What is Normal Distribution?
Normal distribution, also known as Gaussian distribution, is a type of probability distribution that is symmetric about the mean, showing that data near the mean are more frequent in occurrence than data far from the mean. In graph form, normal distribution will appear as a bell curve.
Characteristics of Normal Distribution
A normal distribution has some unique characteristics. Firstly, it is symmetric. A perfectly normal distribution would be split down the middle, with each half being a mirror image of the other. Secondly, the mean, median, and mode of a normal distribution are equal. This means that the most frequently occurring score (the mode) is also the average (mean), and is the middle value (median). Lastly, the distribution is determined by the mean and the standard deviation. If you know these two values, you can determine the entire distribution.

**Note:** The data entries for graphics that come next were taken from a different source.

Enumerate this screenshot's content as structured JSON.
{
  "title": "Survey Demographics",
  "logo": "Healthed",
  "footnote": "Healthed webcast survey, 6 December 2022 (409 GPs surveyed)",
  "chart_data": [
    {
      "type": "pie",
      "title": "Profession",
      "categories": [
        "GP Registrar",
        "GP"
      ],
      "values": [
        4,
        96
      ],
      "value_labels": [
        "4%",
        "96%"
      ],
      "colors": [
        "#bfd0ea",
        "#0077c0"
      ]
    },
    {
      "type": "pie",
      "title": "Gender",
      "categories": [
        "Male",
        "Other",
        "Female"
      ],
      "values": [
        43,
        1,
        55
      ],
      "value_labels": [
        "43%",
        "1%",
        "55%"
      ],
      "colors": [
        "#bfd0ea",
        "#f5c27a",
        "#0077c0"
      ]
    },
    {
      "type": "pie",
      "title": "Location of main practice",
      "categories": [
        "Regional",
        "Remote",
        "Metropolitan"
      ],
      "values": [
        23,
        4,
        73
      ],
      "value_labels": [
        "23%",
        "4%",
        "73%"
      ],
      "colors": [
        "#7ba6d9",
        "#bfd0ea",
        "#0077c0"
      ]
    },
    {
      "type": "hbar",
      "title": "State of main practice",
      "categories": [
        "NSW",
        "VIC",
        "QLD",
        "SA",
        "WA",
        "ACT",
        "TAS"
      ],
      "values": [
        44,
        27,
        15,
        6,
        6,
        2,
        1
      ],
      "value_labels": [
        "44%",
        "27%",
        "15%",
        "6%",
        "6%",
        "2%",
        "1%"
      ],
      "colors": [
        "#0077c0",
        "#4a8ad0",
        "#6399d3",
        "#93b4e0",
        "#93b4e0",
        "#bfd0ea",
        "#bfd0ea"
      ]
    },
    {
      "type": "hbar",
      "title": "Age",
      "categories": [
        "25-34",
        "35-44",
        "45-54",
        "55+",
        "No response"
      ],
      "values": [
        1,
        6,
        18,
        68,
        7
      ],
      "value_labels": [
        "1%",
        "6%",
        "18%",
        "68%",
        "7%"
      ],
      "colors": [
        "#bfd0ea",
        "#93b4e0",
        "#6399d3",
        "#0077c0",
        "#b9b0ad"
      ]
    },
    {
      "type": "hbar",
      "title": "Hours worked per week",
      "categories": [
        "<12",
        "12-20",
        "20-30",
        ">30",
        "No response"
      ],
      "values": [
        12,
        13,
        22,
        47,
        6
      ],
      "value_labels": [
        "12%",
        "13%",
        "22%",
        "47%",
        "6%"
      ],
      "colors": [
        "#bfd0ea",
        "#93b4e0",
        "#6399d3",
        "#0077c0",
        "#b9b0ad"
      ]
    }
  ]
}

Uses of Normal Distribution
Normal distribution is widely used in the field of statistics and is often used in the natural and social sciences for real-valued random variables whose distributions are not known. Its importance is partly due to the central limit theorem, which states that under mild conditions, the mean of a large number of random variables independently drawn from the same distribution is distributed approximately normally, irrespective of the form of the original distribution.
Applications in Real Life
In real life, there are many sets of data which follow the pattern of a normal distribution. Some examples include:
- Heights of people: Most people are of average height, the frequency decreases as height increases or decreases, forming a normal distribution.
- Blood pressure: For a healthy person, a normal blood pressure reading is approximately 120/80. A reading that is slightly higher or lower is normal, but the frequency decreases the further the reading is from the normal range.
- Marks on a test: Most students will score around the average (mean) mark, with fewer students scoring very high or very low.
How Normal Distribution Works
The normal distribution is defined by the probability density function. The probability of a random variable falling within a particular range of values is given by the integral of this variable’s density over that range—that is, it is given by the area under the density function but above the horizontal axis and between the smallest and largest values of the range. This integral can be computed for any range of values, from minus infinity to plus infinity.
Standard Normal Distribution
The standard normal distribution is a special case of the normal distribution. It is the distribution that occurs when a normal random variable has a mean of zero and a standard deviation of one. The normal random variable of a standard normal distribution is called a standard score or a z-score. Every normal random variable X can be transformed into a z score via the following formula:
Z = (X – μ) / σ
where X is a normal random variable, μ is the mean, and σ is the standard deviation.
Importance of Normal Distribution
The normal distribution is the most important probability distribution in statistics because it fits many natural phenomena. For example, heights, blood pressure, measurement error, and IQ scores follow the normal distribution. It is also used in the natural and social sciences to make informed guesses about unknown parameters in their statistical populations.